杏吧原创

Smoky mass map weighs fat ancient galaxy cluster

It's not something in your eye. It's not smoke from a late-night barbecue. You're looking at a map of the most massive ancient galaxy cluster ever seen
Smoky mass map weighs fat ancient galaxy cluster

(Image: NASA, ESA et al.)

It鈥檚 not something in your eye. It鈥檚 not smoke from a late-night barbecue. You鈥檙e looking at a map of the most massive ancient galaxy cluster ever seen.

Astronomers nicknamed the cluster El Gordo (鈥渢he fat one鈥 in Spanish) in 2012, when they estimated its mass. Now, after analysing images from the Hubble Space Telescope, they think it鈥檚 43 per cent fatter still, with a mass as much as 3000 times that of the Milky Way.

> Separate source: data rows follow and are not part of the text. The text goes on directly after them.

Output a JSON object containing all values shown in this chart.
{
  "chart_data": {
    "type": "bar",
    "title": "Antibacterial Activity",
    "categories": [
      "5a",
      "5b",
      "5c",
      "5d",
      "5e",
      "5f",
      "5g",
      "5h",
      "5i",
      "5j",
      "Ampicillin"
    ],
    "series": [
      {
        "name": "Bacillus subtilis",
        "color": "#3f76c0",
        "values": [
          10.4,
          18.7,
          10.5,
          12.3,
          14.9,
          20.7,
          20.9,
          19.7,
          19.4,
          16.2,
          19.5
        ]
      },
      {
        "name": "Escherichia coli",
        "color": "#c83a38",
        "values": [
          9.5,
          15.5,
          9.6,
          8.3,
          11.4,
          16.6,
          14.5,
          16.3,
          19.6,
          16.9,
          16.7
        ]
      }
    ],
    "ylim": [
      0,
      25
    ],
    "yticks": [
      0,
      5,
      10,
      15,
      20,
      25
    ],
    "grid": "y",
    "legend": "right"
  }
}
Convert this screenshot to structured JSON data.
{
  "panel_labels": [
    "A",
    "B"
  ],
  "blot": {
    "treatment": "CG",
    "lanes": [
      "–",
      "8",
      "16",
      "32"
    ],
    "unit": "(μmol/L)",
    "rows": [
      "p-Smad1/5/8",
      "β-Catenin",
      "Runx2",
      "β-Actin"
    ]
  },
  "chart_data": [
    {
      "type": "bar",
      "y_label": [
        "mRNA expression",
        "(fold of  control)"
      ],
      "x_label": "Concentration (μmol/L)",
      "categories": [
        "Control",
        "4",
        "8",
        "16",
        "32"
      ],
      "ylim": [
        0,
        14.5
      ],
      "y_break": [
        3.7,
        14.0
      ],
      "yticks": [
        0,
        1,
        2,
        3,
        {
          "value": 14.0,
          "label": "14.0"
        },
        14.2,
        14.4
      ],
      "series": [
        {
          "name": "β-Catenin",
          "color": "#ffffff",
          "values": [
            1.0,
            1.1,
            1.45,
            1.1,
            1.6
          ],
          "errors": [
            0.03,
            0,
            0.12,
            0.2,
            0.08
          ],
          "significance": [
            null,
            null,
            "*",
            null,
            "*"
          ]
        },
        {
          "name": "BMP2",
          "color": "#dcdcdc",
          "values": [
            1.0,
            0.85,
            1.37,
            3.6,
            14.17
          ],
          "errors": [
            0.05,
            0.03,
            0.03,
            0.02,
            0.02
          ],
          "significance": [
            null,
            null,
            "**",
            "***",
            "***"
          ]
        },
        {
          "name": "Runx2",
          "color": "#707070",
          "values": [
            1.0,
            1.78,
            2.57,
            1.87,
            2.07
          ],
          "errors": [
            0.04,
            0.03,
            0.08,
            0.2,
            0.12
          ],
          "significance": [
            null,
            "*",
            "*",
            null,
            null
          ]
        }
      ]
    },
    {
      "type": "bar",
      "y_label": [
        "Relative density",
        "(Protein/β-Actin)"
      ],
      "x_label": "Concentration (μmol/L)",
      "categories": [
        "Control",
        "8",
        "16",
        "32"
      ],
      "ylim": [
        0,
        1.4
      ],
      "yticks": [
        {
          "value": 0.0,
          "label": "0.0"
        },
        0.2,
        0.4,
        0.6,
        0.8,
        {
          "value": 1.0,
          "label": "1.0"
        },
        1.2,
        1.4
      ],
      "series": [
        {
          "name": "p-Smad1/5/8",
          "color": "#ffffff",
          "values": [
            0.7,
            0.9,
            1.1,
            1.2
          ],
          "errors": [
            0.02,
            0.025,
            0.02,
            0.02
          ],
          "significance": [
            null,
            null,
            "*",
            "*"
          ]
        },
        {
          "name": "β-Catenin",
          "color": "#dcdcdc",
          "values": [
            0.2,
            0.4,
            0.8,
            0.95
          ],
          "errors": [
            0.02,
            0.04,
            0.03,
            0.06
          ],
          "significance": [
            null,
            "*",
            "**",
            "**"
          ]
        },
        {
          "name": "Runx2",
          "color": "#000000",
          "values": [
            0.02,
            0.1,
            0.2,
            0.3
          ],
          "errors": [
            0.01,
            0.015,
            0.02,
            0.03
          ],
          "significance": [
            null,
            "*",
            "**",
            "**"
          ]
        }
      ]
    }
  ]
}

Hubble鈥檚 images revealed the mass of the galaxy cluster, officially catalogued as ACT-CL J0102-4915, through the phenomenon of gravitational lensing. El Gordo鈥榮 immense gravity warps space 鈥 like a distorting mirror at a funfair 鈥 and thus also the appearance of background galaxies. The amount of warping tells us how much mass is locked up in the cluster.

Light from the hundreds of galaxies in the cluster began its journey to us 9.7 billion years ago. We know that clusters this big have existed more recently, but El Gordo is the first one seen from such an early time in the universe鈥檚 13.8-billion-year history.

The image above combines Hubble鈥檚 visual-light observations with X-ray emissions seen by the Chandra space telescope (in red) and a map of the cluster鈥檚 mass (the blue smoke).